Uno dei luoghi dai quali sarò presto esclusa è… lo spogliatoio! 
Ci entro praticamente senza alcun motivo utile: i bambini si cambiano da soli, mentre chiacchierano, buttano i vestiti nella borsa, prendono tesserino e via a giocare; e direi che fanno più in fretta quando non intervengo... 
praticamente uguale al nostro...
e a centinaia di altri!
l’unico motivo per cui ci entro, lo so benissimo, è sedermi sulla panca, fare da tappezzeria e ascoltare le conversazioni tra bambini, che sono così interessanti… e so benissimo che è un piacere anche per molti altri genitori... Quei cinque-dieci minuti in cui puoi vederli come se non ci fossi, in cui sono proprio loro come sono nel mondo, dimentichi di te... e molto contenti! 
Potresti quasi immaginarteli tra 10 anni, come saranno... poi ti viene in mente come potresti essere tu e ti distrai, perdi in altri pensieri quel soffio di infanzia in crescita, ti viene in mente il tuo spogliatoio da piccola... è un attimo, sono pronti e ti guardano, beh, andiamo?  E tu rimetti il ricordo al suo posto, è ancora lì tutto intero, nel bene e nel male sei cambiata da allora, ma forse più in bene...
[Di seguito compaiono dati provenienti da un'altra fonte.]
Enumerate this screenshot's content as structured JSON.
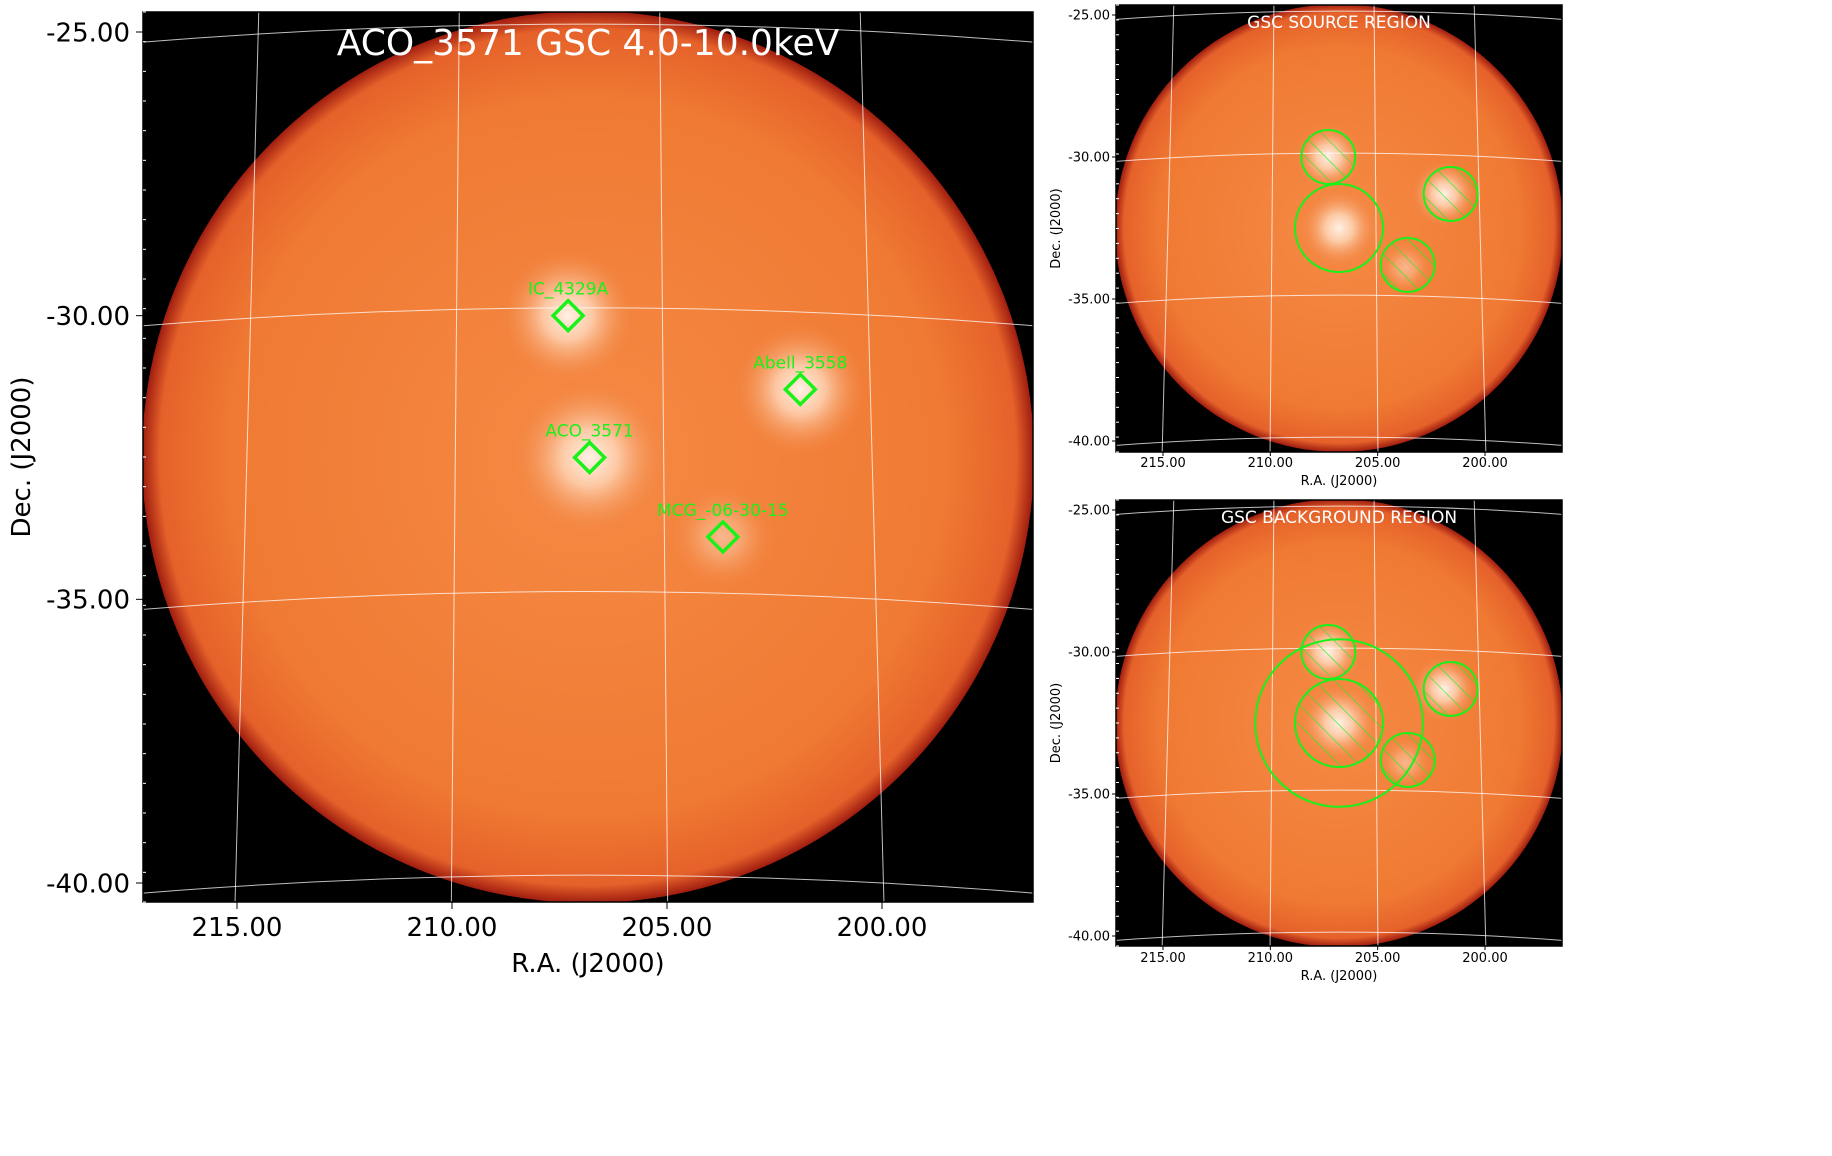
{
  "colors": {
    "background": "#000000",
    "field": "#f07a33",
    "hotspot": "#fff4ea",
    "grid": "#ffffff",
    "marker": "#19f219",
    "title_text": "#ffffff"
  },
  "chart_data": [
    {
      "id": "main",
      "type": "heatmap",
      "title": "ACO_3571 GSC 4.0-10.0keV",
      "xlabel": "R.A. (J2000)",
      "ylabel": "Dec. (J2000)",
      "x_ticks": [
        "215.00",
        "210.00",
        "205.00",
        "200.00"
      ],
      "y_ticks": [
        "-25.00",
        "-30.00",
        "-35.00",
        "-40.00"
      ],
      "xlim": [
        217.4,
        196.8
      ],
      "ylim": [
        -40.3,
        -24.6
      ],
      "grid": true,
      "sources": [
        {
          "name": "IC_4329A",
          "ra": 207.3,
          "dec": -30.0
        },
        {
          "name": "Abell_3558",
          "ra": 201.9,
          "dec": -31.3
        },
        {
          "name": "ACO_3571",
          "ra": 206.8,
          "dec": -32.5
        },
        {
          "name": "MCG_-06-30-15",
          "ra": 203.7,
          "dec": -33.9
        }
      ]
    },
    {
      "id": "source",
      "type": "heatmap",
      "title": "GSC SOURCE REGION",
      "xlabel": "R.A. (J2000)",
      "ylabel": "Dec. (J2000)",
      "x_ticks": [
        "215.00",
        "210.00",
        "205.00",
        "200.00"
      ],
      "y_ticks": [
        "-25.00",
        "-30.00",
        "-35.00",
        "-40.00"
      ],
      "xlim": [
        217.4,
        196.8
      ],
      "ylim": [
        -40.3,
        -24.6
      ],
      "grid": true,
      "regions": [
        {
          "kind": "hatched-circle",
          "ra": 207.3,
          "dec": -30.0,
          "radius_deg": 0.95
        },
        {
          "kind": "hatched-circle",
          "ra": 201.6,
          "dec": -31.3,
          "radius_deg": 0.95
        },
        {
          "kind": "hatched-circle",
          "ra": 203.6,
          "dec": -33.8,
          "radius_deg": 0.95
        },
        {
          "kind": "circle",
          "ra": 206.8,
          "dec": -32.5,
          "radius_deg": 1.55
        }
      ]
    },
    {
      "id": "background",
      "type": "heatmap",
      "title": "GSC BACKGROUND REGION",
      "xlabel": "R.A. (J2000)",
      "ylabel": "Dec. (J2000)",
      "x_ticks": [
        "215.00",
        "210.00",
        "205.00",
        "200.00"
      ],
      "y_ticks": [
        "-25.00",
        "-30.00",
        "-35.00",
        "-40.00"
      ],
      "xlim": [
        217.4,
        196.8
      ],
      "ylim": [
        -40.3,
        -24.6
      ],
      "grid": true,
      "regions": [
        {
          "kind": "hatched-circle",
          "ra": 207.3,
          "dec": -30.0,
          "radius_deg": 0.95
        },
        {
          "kind": "hatched-circle",
          "ra": 201.6,
          "dec": -31.3,
          "radius_deg": 0.95
        },
        {
          "kind": "hatched-circle",
          "ra": 203.6,
          "dec": -33.8,
          "radius_deg": 0.95
        },
        {
          "kind": "hatched-circle",
          "ra": 206.8,
          "dec": -32.5,
          "radius_deg": 1.55
        },
        {
          "kind": "circle",
          "ra": 206.8,
          "dec": -32.5,
          "radius_deg": 2.95
        }
      ]
    }
  ]
}
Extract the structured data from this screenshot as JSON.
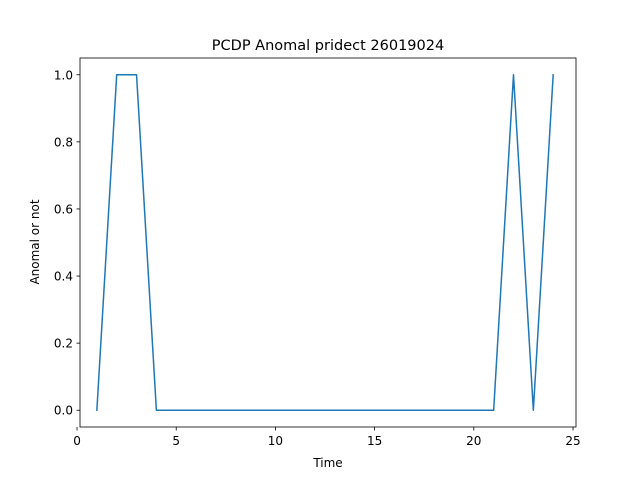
{
  "chart_data": {
    "type": "line",
    "title": "PCDP Anomal pridect 26019024",
    "xlabel": "Time",
    "ylabel": "Anomal or not",
    "xlim": [
      0.15,
      25.15
    ],
    "ylim": [
      -0.05,
      1.05
    ],
    "xticks": [
      0,
      5,
      10,
      15,
      20,
      25
    ],
    "xtick_labels": [
      "0",
      "5",
      "10",
      "15",
      "20",
      "25"
    ],
    "yticks": [
      0.0,
      0.2,
      0.4,
      0.6,
      0.8,
      1.0
    ],
    "ytick_labels": [
      "0.0",
      "0.2",
      "0.4",
      "0.6",
      "0.8",
      "1.0"
    ],
    "grid": false,
    "legend": "none",
    "series": [
      {
        "color": "#1f77b4",
        "x": [
          1,
          2,
          3,
          4,
          5,
          6,
          7,
          8,
          9,
          10,
          11,
          12,
          13,
          14,
          15,
          16,
          17,
          18,
          19,
          20,
          21,
          22,
          23,
          24
        ],
        "y": [
          0,
          1,
          1,
          0,
          0,
          0,
          0,
          0,
          0,
          0,
          0,
          0,
          0,
          0,
          0,
          0,
          0,
          0,
          0,
          0,
          0,
          1,
          0,
          1
        ]
      }
    ]
  }
}
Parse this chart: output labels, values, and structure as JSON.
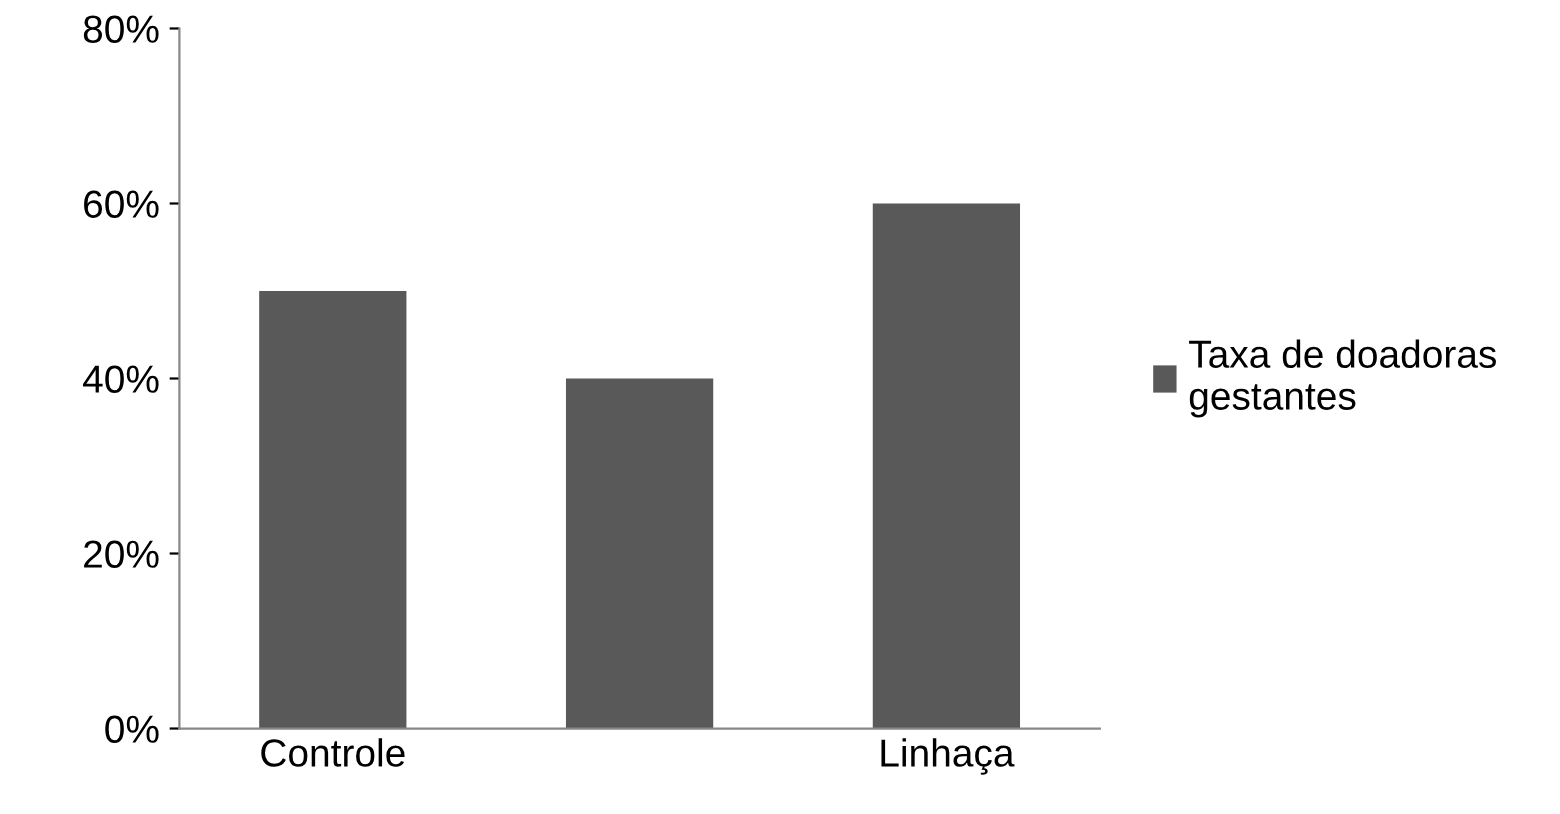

Ieri, uscendo dopo la ennesima discussione su Messi, uomo partita, sulla gara scolastica di ginnastica tra istituti comprensivi e sulla necessità di imparare a disegnare la bocca dei mostri, con i denti e tutto, il più grande si carica la borsa in spalla e mi dice, sai mamma io ho degli amici lì dentro…
Il più piccolo ha replicato, meno male, pensa se ci fossi solo e sempre io, che noia!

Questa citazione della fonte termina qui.